The goal of diabetes management is to use insulin, diet, activity and monitoring to artificially maintain blood glucose homeostasis. The desired outcome of these efforts is a blood glucose level between 70 and 140 mg/dL. We will define readings below 70 mg/dL as hypoglycemia or “lows” which must be treated by consuming sugar to raise the blood glucose level. Readings above 140 mg/dL are defined as hyperglycemia or “highs” which must be treated by injecting insulin. Hyperglycemia damages the body and leads to complications including diabetic neuropathies. We want to prevent as many of these as possible.

How much damage is a function of both the severity and the duration of hyperglycemia. Brief but extreme spikes in blood-sugar can actually be less damaging to Karen’s body that extended periods of moderately high blood glucose levels. This is why the Medtronic report includes the Average Area Under The Curve (AUC) which accounts for both the severity and duration of hyperglycemia. Unfortunately, there are competing methods for calculating the Average AUC. As a result of this complexity, Average AUC will be discussed at a later date (probably not this week).
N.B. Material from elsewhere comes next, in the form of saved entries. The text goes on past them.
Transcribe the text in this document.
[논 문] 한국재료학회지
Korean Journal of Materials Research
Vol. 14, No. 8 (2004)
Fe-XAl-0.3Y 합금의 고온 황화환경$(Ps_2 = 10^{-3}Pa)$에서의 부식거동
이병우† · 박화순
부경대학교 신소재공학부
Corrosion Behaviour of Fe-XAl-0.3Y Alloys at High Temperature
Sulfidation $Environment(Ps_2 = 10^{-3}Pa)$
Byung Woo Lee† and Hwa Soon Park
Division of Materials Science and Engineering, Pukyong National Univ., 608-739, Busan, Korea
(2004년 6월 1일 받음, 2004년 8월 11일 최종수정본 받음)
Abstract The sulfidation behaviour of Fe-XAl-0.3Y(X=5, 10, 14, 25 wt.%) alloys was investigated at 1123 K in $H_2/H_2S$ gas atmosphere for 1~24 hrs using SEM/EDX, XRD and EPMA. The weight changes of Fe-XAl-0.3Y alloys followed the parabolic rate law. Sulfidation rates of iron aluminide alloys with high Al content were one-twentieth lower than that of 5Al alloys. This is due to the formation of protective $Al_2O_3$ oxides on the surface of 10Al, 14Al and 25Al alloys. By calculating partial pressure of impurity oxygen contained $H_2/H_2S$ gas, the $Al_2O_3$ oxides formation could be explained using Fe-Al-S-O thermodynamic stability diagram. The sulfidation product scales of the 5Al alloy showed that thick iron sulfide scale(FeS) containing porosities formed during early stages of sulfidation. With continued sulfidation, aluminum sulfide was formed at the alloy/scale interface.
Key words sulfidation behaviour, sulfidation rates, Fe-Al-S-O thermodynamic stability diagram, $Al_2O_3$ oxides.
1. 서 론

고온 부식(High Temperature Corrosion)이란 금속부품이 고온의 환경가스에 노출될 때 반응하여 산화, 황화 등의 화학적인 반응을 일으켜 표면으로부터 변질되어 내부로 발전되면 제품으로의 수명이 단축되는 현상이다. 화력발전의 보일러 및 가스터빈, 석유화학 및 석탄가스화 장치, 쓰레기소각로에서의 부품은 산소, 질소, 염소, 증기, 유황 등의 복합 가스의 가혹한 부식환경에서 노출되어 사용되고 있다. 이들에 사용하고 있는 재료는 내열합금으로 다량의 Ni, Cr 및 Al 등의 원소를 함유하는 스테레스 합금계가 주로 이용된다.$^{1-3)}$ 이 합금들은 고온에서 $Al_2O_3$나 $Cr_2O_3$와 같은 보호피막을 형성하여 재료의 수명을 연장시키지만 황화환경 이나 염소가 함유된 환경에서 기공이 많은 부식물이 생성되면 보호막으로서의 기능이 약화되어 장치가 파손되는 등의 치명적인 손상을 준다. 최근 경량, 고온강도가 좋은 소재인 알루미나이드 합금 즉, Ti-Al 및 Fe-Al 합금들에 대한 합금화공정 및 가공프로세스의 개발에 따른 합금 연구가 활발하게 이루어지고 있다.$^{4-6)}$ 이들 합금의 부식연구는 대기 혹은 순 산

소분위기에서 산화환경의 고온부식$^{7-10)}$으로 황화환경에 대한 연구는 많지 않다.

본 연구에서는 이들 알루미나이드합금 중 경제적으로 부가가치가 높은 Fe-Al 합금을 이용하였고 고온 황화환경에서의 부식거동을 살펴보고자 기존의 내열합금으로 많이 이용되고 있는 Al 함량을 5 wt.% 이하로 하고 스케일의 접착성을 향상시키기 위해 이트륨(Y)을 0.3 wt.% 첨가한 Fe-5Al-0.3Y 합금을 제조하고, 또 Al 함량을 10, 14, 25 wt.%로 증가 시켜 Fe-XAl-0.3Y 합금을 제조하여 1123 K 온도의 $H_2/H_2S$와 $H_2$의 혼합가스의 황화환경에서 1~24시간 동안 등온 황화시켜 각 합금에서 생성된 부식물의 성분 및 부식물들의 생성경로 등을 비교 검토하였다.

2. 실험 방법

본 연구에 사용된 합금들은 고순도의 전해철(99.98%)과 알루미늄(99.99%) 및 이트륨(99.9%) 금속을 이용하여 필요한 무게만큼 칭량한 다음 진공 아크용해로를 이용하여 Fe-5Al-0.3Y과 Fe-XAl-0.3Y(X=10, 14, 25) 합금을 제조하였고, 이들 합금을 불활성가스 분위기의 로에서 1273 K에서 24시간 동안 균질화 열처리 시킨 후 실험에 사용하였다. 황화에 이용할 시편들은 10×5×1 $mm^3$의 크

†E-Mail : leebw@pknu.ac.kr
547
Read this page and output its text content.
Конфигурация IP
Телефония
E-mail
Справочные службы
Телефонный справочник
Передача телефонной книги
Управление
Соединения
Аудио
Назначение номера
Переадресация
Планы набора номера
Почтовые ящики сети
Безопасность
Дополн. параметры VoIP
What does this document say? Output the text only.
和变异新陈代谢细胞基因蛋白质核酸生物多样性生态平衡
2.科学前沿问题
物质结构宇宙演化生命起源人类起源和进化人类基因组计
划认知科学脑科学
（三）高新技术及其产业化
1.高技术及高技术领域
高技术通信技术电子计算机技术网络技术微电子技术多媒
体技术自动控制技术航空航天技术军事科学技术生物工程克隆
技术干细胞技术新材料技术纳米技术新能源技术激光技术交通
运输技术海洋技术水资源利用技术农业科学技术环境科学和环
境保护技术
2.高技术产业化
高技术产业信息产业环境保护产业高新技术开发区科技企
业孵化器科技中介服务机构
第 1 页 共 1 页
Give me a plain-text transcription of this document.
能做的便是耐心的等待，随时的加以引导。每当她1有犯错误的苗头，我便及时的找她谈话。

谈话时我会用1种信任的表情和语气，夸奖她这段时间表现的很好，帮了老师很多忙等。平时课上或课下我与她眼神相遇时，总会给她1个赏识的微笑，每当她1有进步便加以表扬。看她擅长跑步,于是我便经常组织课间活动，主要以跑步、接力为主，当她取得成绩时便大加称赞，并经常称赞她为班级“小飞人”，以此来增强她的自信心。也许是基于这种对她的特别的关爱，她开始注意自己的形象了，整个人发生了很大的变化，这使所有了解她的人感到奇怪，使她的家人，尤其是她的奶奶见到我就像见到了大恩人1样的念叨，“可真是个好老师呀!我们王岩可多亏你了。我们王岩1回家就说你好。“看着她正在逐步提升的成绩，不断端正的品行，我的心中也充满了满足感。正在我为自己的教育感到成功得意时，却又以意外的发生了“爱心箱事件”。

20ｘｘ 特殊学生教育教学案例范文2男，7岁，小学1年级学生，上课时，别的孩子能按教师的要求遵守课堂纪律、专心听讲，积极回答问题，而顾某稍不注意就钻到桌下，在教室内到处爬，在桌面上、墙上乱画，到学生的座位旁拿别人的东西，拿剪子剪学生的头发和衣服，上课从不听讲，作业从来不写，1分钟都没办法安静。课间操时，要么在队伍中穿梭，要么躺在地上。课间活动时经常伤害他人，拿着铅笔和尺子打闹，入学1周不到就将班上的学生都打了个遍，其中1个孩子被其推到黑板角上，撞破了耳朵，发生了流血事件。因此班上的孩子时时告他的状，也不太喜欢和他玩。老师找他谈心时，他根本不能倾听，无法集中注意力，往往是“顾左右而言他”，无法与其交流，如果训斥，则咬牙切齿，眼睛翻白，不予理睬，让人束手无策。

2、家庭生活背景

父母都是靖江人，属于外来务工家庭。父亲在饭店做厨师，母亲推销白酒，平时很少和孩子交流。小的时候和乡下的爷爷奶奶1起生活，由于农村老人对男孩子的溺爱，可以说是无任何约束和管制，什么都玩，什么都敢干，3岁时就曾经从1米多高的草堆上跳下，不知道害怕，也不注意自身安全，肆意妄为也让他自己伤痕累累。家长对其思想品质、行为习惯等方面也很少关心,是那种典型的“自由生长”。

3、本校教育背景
This week’s posts will focus on producing a clinically similar version of the measures derived from mannual tests and the last three measures derived from CGM sensor data (rows 3-5).

Interoperability

You may have noticed that many of the measures in the Statistics table are blank. All measures based on CGM data are blank because the Medtronic system cannot get data from Karen’s Dexcom Continuous Glucose Monitor. Humanity was able to land on the moon with a computer that today would not qualify as a child’s calculator. But device interoperability often eludes us.

Although the missing numbers are regrettable, the Statistics table is useful because it shows us measures doctors find useful when reviewing a patient’s recent blood glucose control. This week’s episodes will extend what we see in the Statistics table to help us better understand Karen’s blood glucose control and how CGM data can be useful in doing so.